A New Study Says Cash is in Sharp Decline. Are Digital Currencies Ready to Step Up?

A New Study Says Cash is in Sharp Decline. Are Digital Currencies Ready to Step Up?

Published: July 4th, 2020

Is cash still king? A new study by Accenture predicts the use of bills and coins will fall by 30 per cent this year across Europe, as consumers switch to digital payments. If the pattern continues, it will mirror the long-term trend already underway in North America.

Cash’s decline has been accelerated by the global coronavirus pandemic. The World Health Organisation (WHO) has said it doesn’t think physical money is a vector for infection, but close to 20 per cent of Britons say they’ve tried to ‘lauder their money’ by cleaning or disinfecting it. In the UK, people have gone without using cash for 44 days on average. Many say they don’t miss it.

Apps like PayPal, Apple Pay, Venmo and Square have all seen a spike in adoption amidst the pandemic. Last week, Visa said it was forecasting a permanent shift to digital payment forms.

Central banks are racing to get ahead of the curve and create national digital currencies, though the usual worries and privacy and security are slowing progress. Poverty advocates worry a mass shift to digital payments or currencies will leave vulnerable people behind. Others say cryptocurrencies may hold the key.

Is digital currency an unstoppable force?

Services like PayPal and Square can be used without a bank account by transferring money to a prepaid debit card. But most payment services today assume users have access to a bank account, a smartphone, and fast internet. Those expectations could exclude close to 9 million people in America alone.

But the writing may be on the wall. Our means of obtaining cash are already disappearing.

The cost of running the UK’s ATM network, plus the warehousing and printing services needed to support a cash economy, is around £5 billion a year. If cash demand continues to fall, that may become unsustainable. Banks are already shuttering physical branches and ATMs, while businesses are increasingly resistant to accommodating cash payments and the costs that come with them.

The lingering cash economy

Of course, some parts of the world still rely on cash. India and Mexico still see cash dominate most transactions.

But how will they fare against the interest most banks have in phasing out coins and bills? Financial services executives say it would lower crime and raise tax revenues, claiming those as the reasons they add hefty fees when customers opt for cash.

Sweden has pioneered the use of tax breaks and P2P payments in a campaign to meld its underground and formal economies. But many businesses are stubbornly reliant on cash. The Swedish government put the brakes on its cashless society drive recently to avoid putting cash businesses at a disadvantage. Britain says it will protect access to cash, while some US state governments have made moves to legislate against retail business going cashless too quickly.

Is there a war on cash?

Some banking industry watchers have expressed concern that whenever a bank closes an ATM, it becomes that much more difficult to disentangle from the web of financial processes spun by institutions to ensure they get a cut of transactions.

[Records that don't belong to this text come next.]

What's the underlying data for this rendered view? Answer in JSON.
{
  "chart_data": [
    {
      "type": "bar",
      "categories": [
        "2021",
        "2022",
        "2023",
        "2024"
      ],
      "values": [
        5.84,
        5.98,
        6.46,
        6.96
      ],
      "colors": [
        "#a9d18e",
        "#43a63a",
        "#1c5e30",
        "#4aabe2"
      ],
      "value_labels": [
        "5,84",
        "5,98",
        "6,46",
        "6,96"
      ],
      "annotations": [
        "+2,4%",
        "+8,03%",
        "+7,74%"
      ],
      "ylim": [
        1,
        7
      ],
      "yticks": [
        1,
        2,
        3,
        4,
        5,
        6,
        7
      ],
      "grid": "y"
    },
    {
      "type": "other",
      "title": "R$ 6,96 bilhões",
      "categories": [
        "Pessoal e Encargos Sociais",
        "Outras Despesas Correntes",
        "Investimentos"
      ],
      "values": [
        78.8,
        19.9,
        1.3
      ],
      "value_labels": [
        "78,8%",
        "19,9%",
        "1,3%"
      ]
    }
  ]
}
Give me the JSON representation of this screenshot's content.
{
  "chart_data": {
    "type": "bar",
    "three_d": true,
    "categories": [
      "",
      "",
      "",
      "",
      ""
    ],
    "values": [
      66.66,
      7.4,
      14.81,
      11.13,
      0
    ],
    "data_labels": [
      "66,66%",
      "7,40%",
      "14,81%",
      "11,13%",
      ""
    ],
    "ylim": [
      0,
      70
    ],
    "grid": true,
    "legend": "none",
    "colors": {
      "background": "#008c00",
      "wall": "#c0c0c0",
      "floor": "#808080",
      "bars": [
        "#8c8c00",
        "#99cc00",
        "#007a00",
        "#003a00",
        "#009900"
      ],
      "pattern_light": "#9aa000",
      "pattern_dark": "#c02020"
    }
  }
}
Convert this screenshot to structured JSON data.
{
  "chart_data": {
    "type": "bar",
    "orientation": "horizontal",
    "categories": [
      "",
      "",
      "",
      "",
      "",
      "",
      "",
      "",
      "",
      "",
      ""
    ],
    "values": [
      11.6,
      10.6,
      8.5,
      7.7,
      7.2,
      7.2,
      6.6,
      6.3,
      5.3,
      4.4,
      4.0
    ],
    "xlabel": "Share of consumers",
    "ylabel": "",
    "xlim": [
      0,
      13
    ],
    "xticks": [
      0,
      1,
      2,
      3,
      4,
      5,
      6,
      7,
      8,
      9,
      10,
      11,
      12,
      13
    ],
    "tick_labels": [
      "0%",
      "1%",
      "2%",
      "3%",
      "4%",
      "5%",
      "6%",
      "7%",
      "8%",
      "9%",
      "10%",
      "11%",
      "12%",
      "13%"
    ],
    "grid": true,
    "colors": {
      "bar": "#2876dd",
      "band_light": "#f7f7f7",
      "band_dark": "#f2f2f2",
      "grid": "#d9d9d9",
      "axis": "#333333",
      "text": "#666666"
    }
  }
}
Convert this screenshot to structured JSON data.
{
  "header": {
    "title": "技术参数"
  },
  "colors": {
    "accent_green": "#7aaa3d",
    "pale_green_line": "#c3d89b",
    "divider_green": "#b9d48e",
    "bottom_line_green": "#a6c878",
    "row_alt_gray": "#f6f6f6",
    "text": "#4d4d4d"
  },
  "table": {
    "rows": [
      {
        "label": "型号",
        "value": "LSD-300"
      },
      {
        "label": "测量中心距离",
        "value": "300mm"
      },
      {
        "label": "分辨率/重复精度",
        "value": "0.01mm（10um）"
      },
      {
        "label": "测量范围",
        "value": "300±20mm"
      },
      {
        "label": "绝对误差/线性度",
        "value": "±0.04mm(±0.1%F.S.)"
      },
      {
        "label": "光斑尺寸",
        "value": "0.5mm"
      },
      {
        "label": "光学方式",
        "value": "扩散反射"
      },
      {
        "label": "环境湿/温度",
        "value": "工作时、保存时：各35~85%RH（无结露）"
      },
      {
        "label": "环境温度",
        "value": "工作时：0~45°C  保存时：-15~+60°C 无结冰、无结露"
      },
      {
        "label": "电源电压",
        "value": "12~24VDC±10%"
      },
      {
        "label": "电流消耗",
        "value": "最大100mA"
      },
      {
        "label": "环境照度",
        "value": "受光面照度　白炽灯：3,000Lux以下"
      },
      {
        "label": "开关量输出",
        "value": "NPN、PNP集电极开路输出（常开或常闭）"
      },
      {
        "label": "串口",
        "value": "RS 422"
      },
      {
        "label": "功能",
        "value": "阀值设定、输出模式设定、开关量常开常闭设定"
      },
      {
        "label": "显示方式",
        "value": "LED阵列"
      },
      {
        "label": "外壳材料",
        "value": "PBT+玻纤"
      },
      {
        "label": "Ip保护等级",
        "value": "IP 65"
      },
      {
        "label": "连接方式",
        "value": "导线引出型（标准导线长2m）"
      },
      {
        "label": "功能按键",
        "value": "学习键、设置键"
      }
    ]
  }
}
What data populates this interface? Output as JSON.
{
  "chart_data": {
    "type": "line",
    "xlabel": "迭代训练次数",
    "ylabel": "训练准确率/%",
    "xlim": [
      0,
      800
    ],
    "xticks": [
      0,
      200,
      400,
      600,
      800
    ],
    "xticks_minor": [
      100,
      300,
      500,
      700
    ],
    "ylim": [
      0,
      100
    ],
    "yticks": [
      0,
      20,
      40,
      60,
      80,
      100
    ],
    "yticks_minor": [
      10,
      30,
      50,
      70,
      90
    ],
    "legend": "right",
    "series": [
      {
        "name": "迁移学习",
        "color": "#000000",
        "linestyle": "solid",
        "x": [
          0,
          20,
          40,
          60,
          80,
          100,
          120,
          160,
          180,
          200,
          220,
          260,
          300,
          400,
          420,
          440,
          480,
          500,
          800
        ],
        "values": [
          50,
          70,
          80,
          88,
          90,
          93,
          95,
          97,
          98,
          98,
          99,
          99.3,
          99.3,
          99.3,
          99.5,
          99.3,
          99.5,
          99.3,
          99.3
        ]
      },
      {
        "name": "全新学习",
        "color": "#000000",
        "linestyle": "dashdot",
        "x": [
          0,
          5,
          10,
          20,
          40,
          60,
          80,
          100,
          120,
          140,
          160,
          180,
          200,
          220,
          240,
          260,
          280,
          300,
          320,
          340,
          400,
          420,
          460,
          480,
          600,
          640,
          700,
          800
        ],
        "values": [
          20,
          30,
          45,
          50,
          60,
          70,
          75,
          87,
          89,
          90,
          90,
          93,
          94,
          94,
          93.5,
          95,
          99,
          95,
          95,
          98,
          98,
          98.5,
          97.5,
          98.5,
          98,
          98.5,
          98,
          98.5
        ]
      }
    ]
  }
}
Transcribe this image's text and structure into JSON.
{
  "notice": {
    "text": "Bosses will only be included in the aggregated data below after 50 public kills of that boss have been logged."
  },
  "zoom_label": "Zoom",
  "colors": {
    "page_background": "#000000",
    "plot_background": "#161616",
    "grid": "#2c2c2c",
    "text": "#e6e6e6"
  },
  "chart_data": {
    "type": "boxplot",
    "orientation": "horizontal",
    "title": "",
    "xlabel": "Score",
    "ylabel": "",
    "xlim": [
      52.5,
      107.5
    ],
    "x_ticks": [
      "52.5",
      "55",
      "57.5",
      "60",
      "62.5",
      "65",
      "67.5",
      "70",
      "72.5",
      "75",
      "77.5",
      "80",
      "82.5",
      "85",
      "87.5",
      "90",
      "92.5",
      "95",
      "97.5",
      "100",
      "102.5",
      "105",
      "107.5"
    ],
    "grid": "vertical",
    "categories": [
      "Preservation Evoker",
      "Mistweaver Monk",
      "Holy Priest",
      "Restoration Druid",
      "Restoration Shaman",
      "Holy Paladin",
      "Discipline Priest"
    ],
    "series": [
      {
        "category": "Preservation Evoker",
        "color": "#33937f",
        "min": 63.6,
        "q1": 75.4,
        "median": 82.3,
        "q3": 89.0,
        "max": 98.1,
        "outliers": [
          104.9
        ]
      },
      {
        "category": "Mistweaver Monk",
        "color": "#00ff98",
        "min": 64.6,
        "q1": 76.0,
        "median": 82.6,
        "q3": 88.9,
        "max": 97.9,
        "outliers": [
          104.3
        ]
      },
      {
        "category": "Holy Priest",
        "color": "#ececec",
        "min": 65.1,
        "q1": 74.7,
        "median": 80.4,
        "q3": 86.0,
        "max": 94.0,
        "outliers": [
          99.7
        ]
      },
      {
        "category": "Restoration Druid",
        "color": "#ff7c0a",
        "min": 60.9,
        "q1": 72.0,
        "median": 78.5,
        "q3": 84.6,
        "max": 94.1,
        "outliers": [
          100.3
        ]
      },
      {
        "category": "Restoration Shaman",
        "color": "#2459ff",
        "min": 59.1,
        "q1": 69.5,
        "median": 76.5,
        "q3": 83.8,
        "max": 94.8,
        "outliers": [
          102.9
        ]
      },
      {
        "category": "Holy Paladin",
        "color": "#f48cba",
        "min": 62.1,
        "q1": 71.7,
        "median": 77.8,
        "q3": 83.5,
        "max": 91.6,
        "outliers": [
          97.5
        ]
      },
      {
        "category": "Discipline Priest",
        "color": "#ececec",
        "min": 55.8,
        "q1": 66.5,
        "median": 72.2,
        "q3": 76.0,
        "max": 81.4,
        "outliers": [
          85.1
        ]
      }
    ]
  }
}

Banks want to harvest ever more data and ensure they maintain a controlling stake in the economic lives of countries and individuals. Cash is part of the system of checks and balances that stops banks from overstepping. If they have to live with the threat of people switching to cash and leaving their services behind, they’ll be more likely to take care.

Europe’s dependence on cash is dwindling

Cash transactions per person have fallen by 80% in Sweden over the past ten years, and the value of cash purchases amounted to just 6 per cent last year in Norway.

A UK government review into the future of cash last year said that the coronavirus pandemic has sped-up cash’s demise by at least a decade.

For businesses where most customers pay using card or by digital, going cashless makes sense, but it doesn’t work for everyone. Not everyone has access to the internet or a smartphone or even access to a bank account. The sudden shift towards digital payments threatens to hurt the most vulnerable: homeless people and those who don’t have the necessary immigration status to open a bank account.

For many people, cash is still a necessity.

An almighty digital dollar?

In America, the disincentives around cash hit the ‘unbanked’ hardest. People who can’t afford bank accounts pay higher fees for using hard currency, and have to jump through procedural hoops to access even basic financial services.

Stopping unbanked Americans from being left behind in finance’s final digital transformation has spurred calls for a new digital dollar. Plans for an e-greenback would see people obtain straightforward access to simple online accounts, and make it easier to distribute government stimulus checks. Some see it as the necessary technical cornerstone for a future shift to universal basic income (UBI).

Ex-Chairman of the US Commodities and Futures Trading Commission, Chris Giancarlo, has said that any digital dollar would need to function like regular cash if it's going to achieve mass adoption, with the same privacy and portability benefits ensured.

Privacy is the primary concern. Consumer surveys have shown that around 60 per cent of consumers see a cashless society as less private and more prone to theft by cyberattack.

What about crypto?

Could cryptocurrency provide the answer to all these worries? Advocates claim that digital coins and tokens allow users to sidestep big financial institutions and protect their privacy.

But exchange rate volatility, low rates of adoption, and the frequent crypto hacks that make the news are still a big barrier to adoption.